A low-profile circularly polarized (CP) meta-antenna with a broadband low-RCS feature is proposed in this article. Our design is the combination of a CP antenna with a chessboard polarization conversion metasurface (CPCM) for balancing the radiation property and stealth feature. To relieve the adverse effect of the CPCM on the entire radiation performance, several redundant meta-atoms with the opposite phase state were removed to enhance the realized gain within the operation bandwidth (8.0–9.0 GHz). The proposed meta-antenna showed excellent radiation performance: −10 dB impedance relative bandwidth was 26.48% (6.78–8.85 GHz), and 3-dB axial ratio relative bandwidth was 22.03% (7.27–9.07 GHz). In addition, RCS reduction over 5 dB was achieved via our design from 8.5 to 21.5 GHz (86.67%) with the help of the deliberately designed CPCM. The final measured results demonstrate great consistency with the simulated ones.

Introduction

In recent years, antennas with a wideband low radar cross section (RCS) have drawn significant attention in the low-observable needed platforms, such as military aircraft and missiles. Traditional strategies to reduce the RCS of the antennas are shape design or adding absorbers such as metamaterial absorbers [1, 2], frequency-selective surfaces/absorbers (FSS/FSA) [3–5], and electromagnetic bandgap structures [6] onto the antennas. Through these methods, the backward RCS can be confined to certain extent, while the radiation performances, including the working bandwidth and realized gain, are difficult to be maintained. For instance, in Ref. [5], an FSA was adopted in a 4 × 4-array antenna to restrain the normal reflection from the whole structure by an average of 11 dB (from 4.41 to 5.43 GHz) by absorbing the incident electromagnetic waves. But the antenna could only work at the same bandwidth. To further improve the stealth performance, a low-RCS Fabry–Perot (FP) antenna was proposed in Ref. [7], in which a partially reflecting surface was utilized to achieve low RCS (over 4 dB from 6 to 14 GHz). However, the operation bandwidth of the antenna further shrunk. From the previous discussions, it is easy to find that obtaining a good radiation feature and broadband stealth performance at the same time is challenging.
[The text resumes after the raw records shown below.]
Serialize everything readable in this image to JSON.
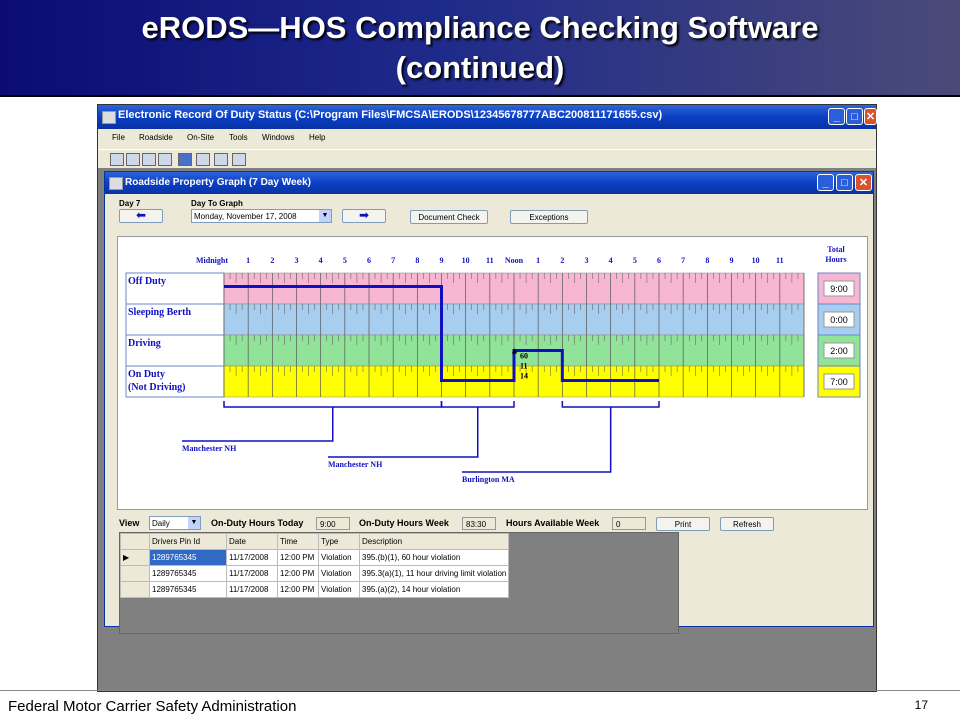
{
  "slide": {
    "title_line1": "eRODS—HOS Compliance Checking Software",
    "title_line2": "(continued)",
    "footer": "Federal Motor Carrier Safety Administration",
    "page_number": "17"
  },
  "app": {
    "title": "Electronic Record Of Duty Status (C:\\Program Files\\FMCSA\\ERODS\\12345678777ABC200811171655.csv)",
    "menu": [
      "File",
      "Roadside",
      "On-Site",
      "Tools",
      "Windows",
      "Help"
    ],
    "toolbar_icons": [
      "truck-icon",
      "bus-icon",
      "car-icon",
      "form-icon",
      "calendar-icon",
      "chart-icon",
      "report-icon",
      "print-icon"
    ]
  },
  "child": {
    "title": "Roadside Property Graph (7 Day Week)",
    "day_label": "Day 7",
    "day_to_graph_label": "Day To Graph",
    "day_to_graph_value": "Monday, November 17, 2008",
    "document_check": "Document Check",
    "exceptions": "Exceptions"
  },
  "graph": {
    "hours": [
      "Midnight",
      "1",
      "2",
      "3",
      "4",
      "5",
      "6",
      "7",
      "8",
      "9",
      "10",
      "11",
      "Noon",
      "1",
      "2",
      "3",
      "4",
      "5",
      "6",
      "7",
      "8",
      "9",
      "10",
      "11"
    ],
    "total_label": [
      "Total",
      "Hours"
    ],
    "rows": [
      {
        "label": "Off Duty",
        "total": "9:00",
        "color": "#f7b7d3"
      },
      {
        "label": "Sleeping Berth",
        "total": "0:00",
        "color": "#a7cdef"
      },
      {
        "label": "Driving",
        "total": "2:00",
        "color": "#92e39a"
      },
      {
        "label": "On Duty",
        "label2": "(Not Driving)",
        "total": "7:00",
        "color": "#ffff00"
      }
    ],
    "line_color": "#1010c0",
    "duty_segments": [
      {
        "status": 0,
        "start": 0,
        "end": 9
      },
      {
        "status": 3,
        "start": 9,
        "end": 12
      },
      {
        "status": 2,
        "start": 12,
        "end": 14
      },
      {
        "status": 3,
        "start": 14,
        "end": 18
      }
    ],
    "violation_labels": [
      "60",
      "11",
      "14"
    ],
    "violation_hour": 12,
    "locations": [
      {
        "name": "Manchester NH",
        "start": 0,
        "end": 9
      },
      {
        "name": "Manchester NH",
        "start": 9,
        "end": 12
      },
      {
        "name": "Burlington MA",
        "start": 14,
        "end": 18
      }
    ]
  },
  "bottom": {
    "view_label": "View",
    "view_value": "Daily",
    "on_duty_today_label": "On-Duty Hours Today",
    "on_duty_today": "9:00",
    "on_duty_week_label": "On-Duty Hours Week",
    "on_duty_week": "83:30",
    "hours_available_label": "Hours Available Week",
    "hours_available": "0",
    "print": "Print",
    "refresh": "Refresh"
  },
  "table": {
    "columns": [
      "Drivers Pin Id",
      "Date",
      "Time",
      "Type",
      "Description"
    ],
    "rows": [
      [
        "1289765345",
        "11/17/2008",
        "12:00 PM",
        "Violation",
        "395.(b)(1), 60 hour violation"
      ],
      [
        "1289765345",
        "11/17/2008",
        "12:00 PM",
        "Violation",
        "395.3(a)(1), 11 hour driving limit violation"
      ],
      [
        "1289765345",
        "11/17/2008",
        "12:00 PM",
        "Violation",
        "395.(a)(2), 14 hour violation"
      ]
    ]
  }
}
Nowadays, the prompt development of metasurfaces [8–10] provides an alternative and potential strategy to address the aforementioned problem. Compared to the traditional methods, the polarization conversion metasurface (PCM) has been widely used to design low-RCS devices [11, 12], of which through optimizing the polarization conversion (PC) bandwidth and the polarization conversion ratio of the corresponding meta-atoms, the operation bandwidth for RCS reduction can be flexibly controlled as desired. Therefore, several attempts have been taken to design a low-RCS meta-antenna while not affecting its radiation performance. In Ref. [11], a chessboard polarization conversion metasurface (CPCM) was used in a slot array antenna, and its RCS reduction over 5 dB was achieved from 6 to 18 GHz. In the meantime, a dumbbell CPCM applied to an FP antenna was proposed in Ref. [12], which achieved an RCS reduction bandwidth of 8–26 GHz and an antenna operating bandwidth of 8.41–12.11 GHz. In addition, most of the reported low-RCS antennas just can interact with the linearly polarized waves [12, 13], but only a few circularly polarized (CP) antennas have been investigated. More attention should be paid to low-RCS CP antennas due to their widespread applications such as radar, communication, and sensor systems. Several attempts have been made to solve this problem. For example, in Ref. [14], a gain of 3.5 dB and impedance bandwidth of 500 MHz were achieved via placing a CPCM onto a patch antenna; however, the RCS reduction bandwidth only covered a frequency range of 9–13 GHz. In Ref. [15], RCS reduction over 6 dB was achieved at 4.95–15.73 GHz as the CP patch antenna was loaded with a CPCM, but the reflection coefficient increased from −30 dB to −20 dB compared to the reference antenna without a CPCM. Hence, there is still a need for a plentiful effort to be made for developing a CP antenna with a good stealth feature and excellent radiation performance.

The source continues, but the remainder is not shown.